La première option est de créer son spa. Mais j’aimerais plutôt aborder le groupe de jeunes diplômés qui veulent devenir salariés. Quand on sort d’une formation de spa manager, il faut une certaine maturité, on ne devient pas un spa manager à vingt ans. Il faut un peu de « bouteille », avant d’aspirer à un tel poste. C’est pourquoi, on conseille de viser des postes de réceptionnistes et d’assistants spa manager avant de postuler à un poste de spa manager.

> Est-ce que vous envisagez d’introduire des changements ou des nouveautés au programme de la formation Spa Manager ?

Comme je l’ai déjà précisé, c’est une formation qui n’est pas statique, qui évolue au fur et à mesure des années. Le gros challenge de demain, c’est de faire en sorte que cette formation devienne bilingue, français-anglais, parce qu’il y a une réelle connotation internationale dans cette formation.
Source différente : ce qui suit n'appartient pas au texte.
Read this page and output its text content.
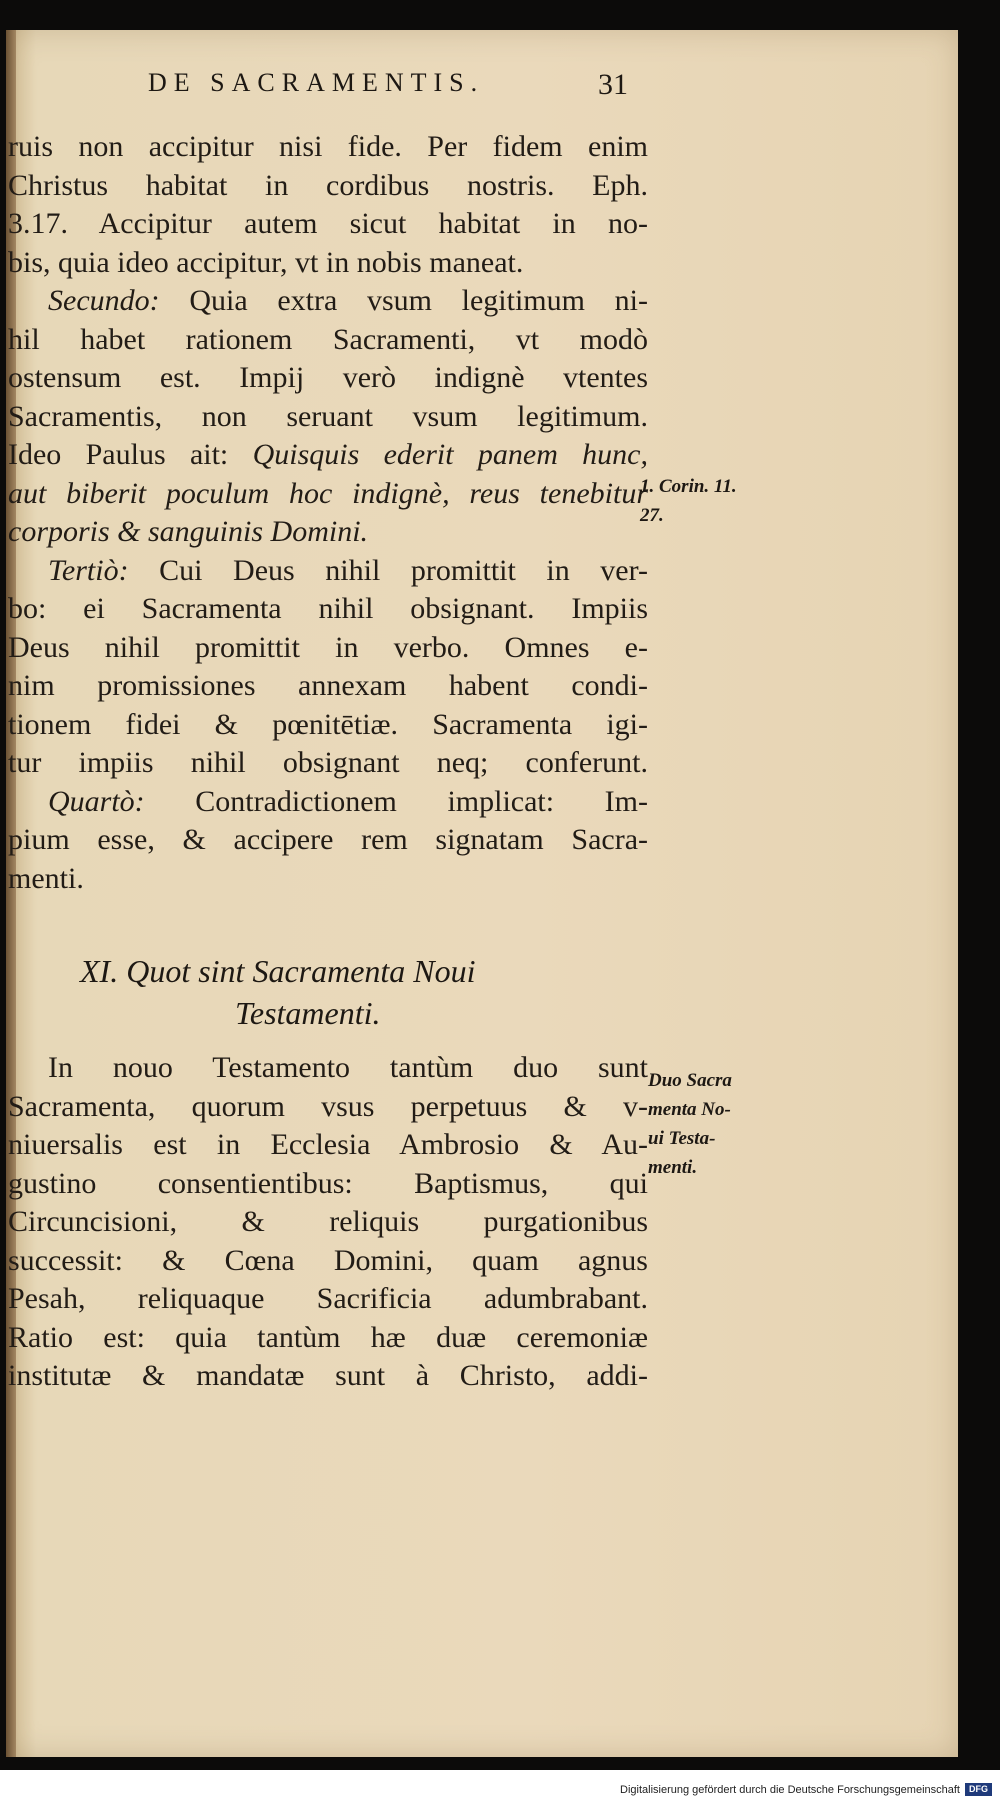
DE SACRAMENTIS.	31
ruis non accipitur nisi fide. Per fidem enim
Christus habitat in cordibus nostris. Eph.
3.17. Accipitur autem sicut habitat in no-
bis, quia ideo accipitur, vt in nobis maneat.
Secundo: Quia extra vsum legitimum ni-
hil habet rationem Sacramenti, vt modò
ostensum est. Impij verò indignè vtentes
Sacramentis, non seruant vsum legitimum.
Ideo Paulus ait: Quisquis ederit panem hunc,
aut biberit poculum hoc indignè, reus tenebitur
corporis & sanguinis Domini.
Tertiò: Cui Deus nihil promittit in ver-
bo: ei Sacramenta nihil obsignant. Impiis
Deus nihil promittit in verbo. Omnes e-
nim promissiones annexam habent condi-
tionem fidei & pœnitētiæ. Sacramenta igi-
tur impiis nihil obsignant neq; conferunt.
Quartò: Contradictionem implicat: Im-
pium esse, & accipere rem signatam Sacra-
menti.
XI. Quot sint Sacramenta Noui
Testamenti.
In nouo Testamento tantùm duo sunt
Sacramenta, quorum vsus perpetuus & v-
niuersalis est in Ecclesia Ambrosio & Au-
gustino consentientibus: Baptismus, qui
Circuncisioni, & reliquis purgationibus
successit: & Cœna Domini, quam agnus
Pesah, reliquaque Sacrificia adumbrabant.
Ratio est: quia tantùm hæ duæ ceremoniæ
institutæ & mandatæ sunt à Christo, addi-
1. Corin. 11.
27.
Duo Sacra
menta No-
ui Testa-
menti.
Digitalisierung gefördert durch die Deutsche Forschungsgemeinschaft	DFG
Aujourd’hui, les spa managers évoluent dans des milieux internationaux, où la clientèle est internationale, notamment, dans les spas de palaces, d’hôtels, etc., donc la maîtrise de l’anglais est indispensable. C’est plus difficile en France aujourd’hui, parce que le niveau d’anglais est généralement faible, donc nous réfléchissons avec l’équipe enseignante, aux moyens à mettre en œuvre pour que cette formation devienne dans le futur bilingue.